For several decades, antimicrobials have been called "wonder" or "miracle" drugs for their ability to deter or eliminate sure death.
As more microbes become resistant to drugs engineered by humans, we are rapidly running out of options to treat serious infections. Front-line drugs (the drugs of choice used to treat infection) are beginning to fail. A couple of examples where we are running out of drug treatment options include:
- Clostridium difficile (CDIFF): Contributing to approximately 15,000 deaths per year, C. difficile bacteria causes potentially fatal diarrhea, usually in elderly, or immune-compromised individuals.
- Carbapenem-resistant Enterobacteriaceae (CRE): Causing an often-fatal infection when it enters the bloodstream, CRE is a family of pathogens (that includes E. coli) that are almost untreatable with medication.
- Candida auris: Resistant to most anti-fungal drugs, Candida auris is a strain of yeast associated with high rates of death among patients where the fungal infection is able to enter the bloodstream.
- Sexually transmitted diseases (STDs): Drugs used to treat increasingly common STDs are rapidly becoming ineffective against syphilis, gonorrhea, and chlamydia infections.
This can all be confusing when different terms are used to describe drug resistance. A couple of commonly used terms include:
- Antibiotic resistance: Antibiotic drugs are used primarily against infectious bacteria. You might have gotten a prescription for antibiotics if you had strep throat, caused by Group A streptococcus. Antibiotic resistance is the ability of a bacteria or pathogen to survive in the presence of a particular drug, or drugs. Humans do not become resistant to antibiotics, the bacteria infecting us do. When you take an antibiotic, it should kill the harmful bacteria. Because bacteria reproduce so quickly, some bacteria will genetically mutate and gain the ability to survive the drug. Bacteria can spread resistance to other bacteria. As well, some bacteria are naturally resistant to certain antibiotics, a capability they have carried for millions of years. Because of the widespread use of antibiotics to treat humans and food animals, even when infection was not present, antibiotic resistance has become an urgent public health issue.
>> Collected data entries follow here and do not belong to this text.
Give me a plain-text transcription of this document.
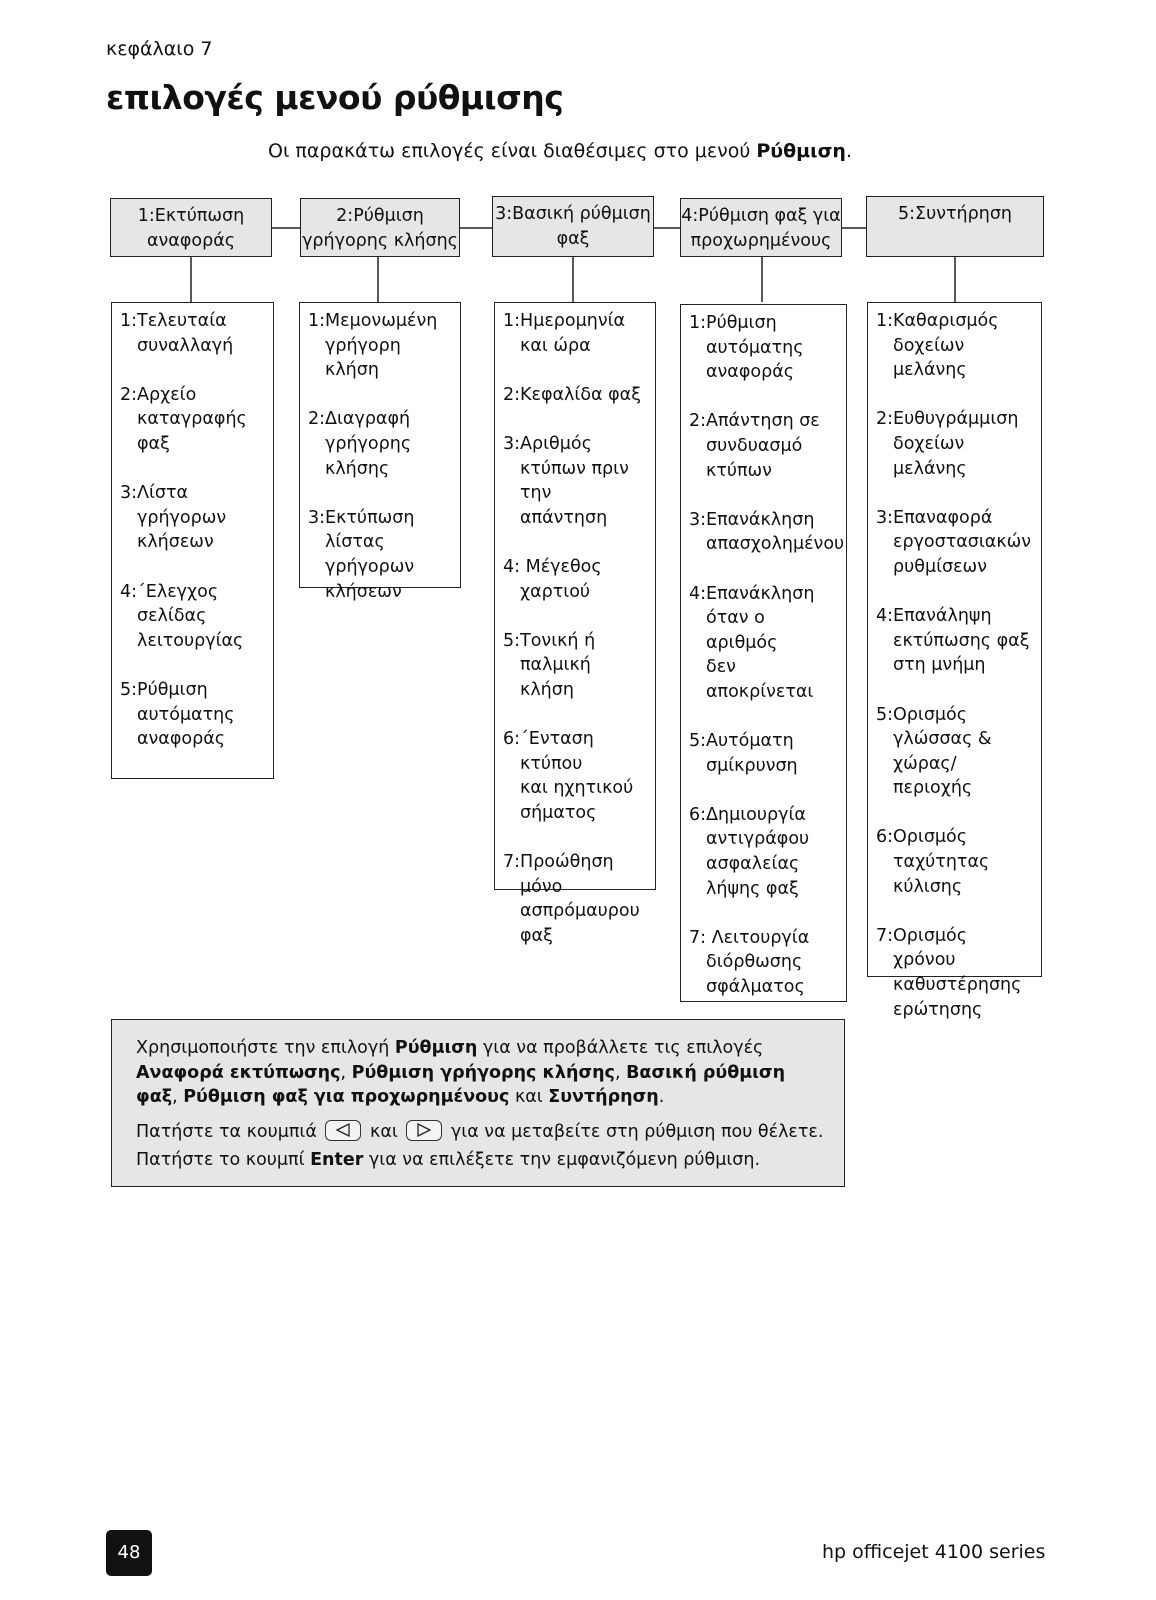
κεφάλαιο 7
επιλογές μενού ρύθμισης
Οι παρακάτω επιλογές είναι διαθέσιμες στο μενού Ρύθμιση.
1:Εκτύπωση
αναφοράς
2:Ρύθμιση
γρήγορης κλήσης
3:Βασική ρύθμιση
φαξ
4:Ρύθμιση φαξ για
προχωρημένους
5:Συντήρηση
1:Τελευταία
συναλλαγή
2:Αρχείο
καταγραφής
φαξ
3:Λίστα
γρήγορων
κλήσεων
4:΄Ελεγχος
σελίδας
λειτουργίας
5:Ρύθμιση
αυτόματης
αναφοράς
1:Μεμονωμένη
γρήγορη κλήση
2:Διαγραφή
γρήγορης
κλήσης
3:Εκτύπωση
λίστας
γρήγορων
κλήσεων
1:Ημερομηνία
και ώρα
2:Κεφαλίδα φαξ
3:Αριθμός
κτύπων πριν την
απάντηση
4: Μέγεθος
χαρτιού
5:Τονική ή
παλμική κλήση
6:΄Ενταση κτύπου
και ηχητικού
σήματος
7:Προώθηση
μόνο
ασπρόμαυρου
φαξ
1:Ρύθμιση
αυτόματης
αναφοράς
2:Απάντηση σε
συνδυασμό
κτύπων
3:Επανάκληση
απασχολημένου
4:Επανάκληση
όταν ο αριθμός
δεν αποκρίνεται
5:Αυτόματη
σμίκρυνση
6:Δημιουργία
αντιγράφου
ασφαλείας
λήψης φαξ
7: Λειτουργία
διόρθωσης
σφάλματος
1:Καθαρισμός
δοχείων μελάνης
2:Ευθυγράμμιση
δοχείων μελάνης
3:Επαναφορά
εργοστασιακών
ρυθμίσεων
4:Επανάληψη
εκτύπωσης φαξ
στη μνήμη
5:Ορισμός
γλώσσας &
χώρας/περιοχής
6:Ορισμός
ταχύτητας
κύλισης
7:Ορισμός
χρόνου
καθυστέρησης
ερώτησης

Χρησιμοποιήστε την επιλογή Ρύθμιση για να προβάλλετε τις επιλογές Αναφορά εκτύπωσης, Ρύθμιση γρήγορης κλήσης, Βασική ρύθμιση φαξ, Ρύθμιση φαξ για προχωρημένους και Συντήρηση.

Πατήστε τα κουμπιά
και
για να μεταβείτε στη ρύθμιση που θέλετε.
Πατήστε το κουμπί Enter για να επιλέξετε την εμφανιζόμενη ρύθμιση.

48	hp officejet 4100 series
- Antimicrobial resistance: Bacteria are microbes. The term "antimicrobial resistance" covers a wider range of microorganisms becoming resistant to drugs, including bacteria, fungi, viruses, and parasites.
- Multi-drug resistant (MDR): When a microbe is resistant to more than one drug, it is called "multi-drug resistant."
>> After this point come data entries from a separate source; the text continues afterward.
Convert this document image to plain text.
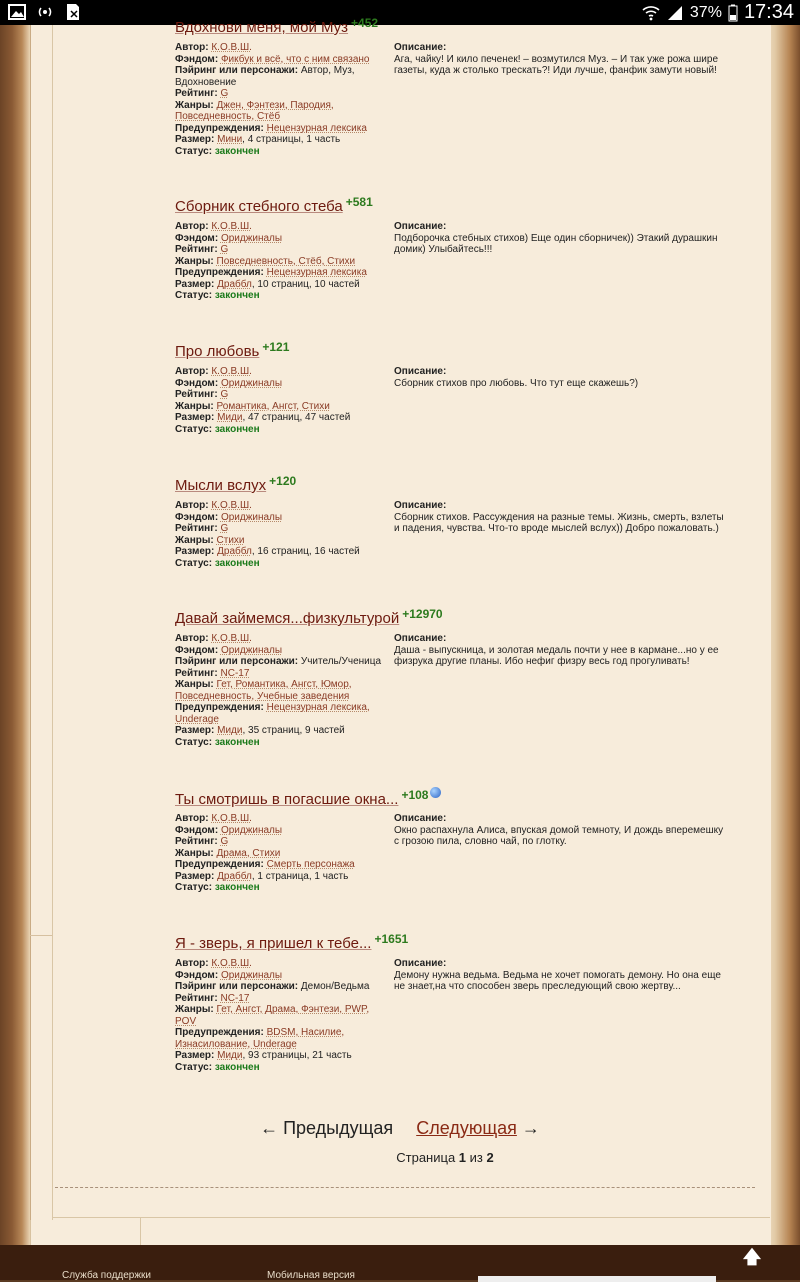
37% 17:34
Вдохнови меня, мой Муз +452
Автор: К.О.В.Ш.
Фэндом: Фикбук и всё, что с ним связано
Пэйринг или персонажи: Автор, Муз, Вдохновение
Рейтинг: G
Жанры: Джен, Фэнтези, Пародия, Повседневность, Стёб
Предупреждения: Нецензурная лексика
Размер: Мини, 4 страницы, 1 часть
Статус: закончен
Описание:
Ага, чайку! И кило печенек! – возмутился Муз. – И так уже рожа шире газеты, куда ж столько трескать?! Иди лучше, фанфик замути новый!
Сборник стебного стеба +581
Автор: К.О.В.Ш.
Фэндом: Ориджиналы
Рейтинг: G
Жанры: Повседневность, Стёб, Стихи
Предупреждения: Нецензурная лексика
Размер: Драббл, 10 страниц, 10 частей
Статус: закончен
Описание:
Подборочка стебных стихов) Еще один сборничек)) Этакий дурашкин домик) Улыбайтесь!!!
Про любовь +121
Автор: К.О.В.Ш.
Фэндом: Ориджиналы
Рейтинг: G
Жанры: Романтика, Ангст, Стихи
Размер: Миди, 47 страниц, 47 частей
Статус: закончен
Описание:
Сборник стихов про любовь. Что тут еще скажешь?)
Мысли вслух +120
Автор: К.О.В.Ш.
Фэндом: Ориджиналы
Рейтинг: G
Жанры: Стихи
Размер: Драббл, 16 страниц, 16 частей
Статус: закончен
Описание:
Сборник стихов. Рассуждения на разные темы. Жизнь, смерть, взлеты и падения, чувства. Что-то вроде мыслей вслух)) Добро пожаловать.)
Давай займемся...физкультурой +12970
Автор: К.О.В.Ш.
Фэндом: Ориджиналы
Пэйринг или персонажи: Учитель/Ученица
Рейтинг: NC-17
Жанры: Гет, Романтика, Ангст, Юмор, Повседневность, Учебные заведения
Предупреждения: Нецензурная лексика, Underage
Размер: Миди, 35 страниц, 9 частей
Статус: закончен
Описание:
Даша - выпускница, и золотая медаль почти у нее в кармане...но у ее физрука другие планы. Ибо нефиг физру весь год прогуливать!
Ты смотришь в погасшие окна... +108
Автор: К.О.В.Ш.
Фэндом: Ориджиналы
Рейтинг: G
Жанры: Драма, Стихи
Предупреждения: Смерть персонажа
Размер: Драббл, 1 страница, 1 часть
Статус: закончен
Описание:
Окно распахнула Алиса, впуская домой темноту, И дождь вперемешку с грозою пила, словно чай, по глотку.
Я - зверь, я пришел к тебе... +1651
Автор: К.О.В.Ш.
Фэндом: Ориджиналы
Пэйринг или персонажи: Демон/Ведьма
Рейтинг: NC-17
Жанры: Гет, Ангст, Драма, Фэнтези, PWP, POV
Предупреждения: BDSM, Насилие, Изнасилование, Underage
Размер: Миди, 93 страницы, 21 часть
Статус: закончен
Описание:
Демону нужна ведьма. Ведьма не хочет помогать демону. Но она еще не знает,на что способен зверь преследующий свою жертву...
← Предыдущая Следующая →
Страница 1 из 2
🡅
Служба поддержки	Мобильная версия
- Anti-viral resistant: Viruses are also capable of developing resistance to medications used to treat them.
Antimicrobial drugs are used in a wide sweep of industries, including human healthcare, veterinary care, poultry and fish farming, and raising livestock. The issue, and the discussion, of drug-resistant microbes is of concern to those who prescribe, use, or ingest these medications.
On a federal and international level, public health agencies are moving forward with initiatives to reduce unnecessary use of antimicrobial drugs, develop new drugs and new methods to attack infection (including the use of bacteria that eat bacteria!), and provide the general public and medical community with needed information to discuss and proactively respond to this developing health crises.
Sifting through family stories, most people have an old recollection of a family member who died of appendicitis, septic shock, or some other infection. Maryn McKenna was moved to respond to the antibiotic crises by the story of her great-uncle who died too soon from an infection that was deadly then — and may soon be deadly again.
The issue becomes starkly personal when you, or a loved one, is diagnosed with a resistant infection. We live in a world, and in bodies, infused with beneficial, neutral, and harmful microbes. A healthy future lies in a discussion of supporting cutting-edge research, developing surveillance infrastructure, addressing socioeconomic conditions, and understanding how we can better use the drugs we do have at present.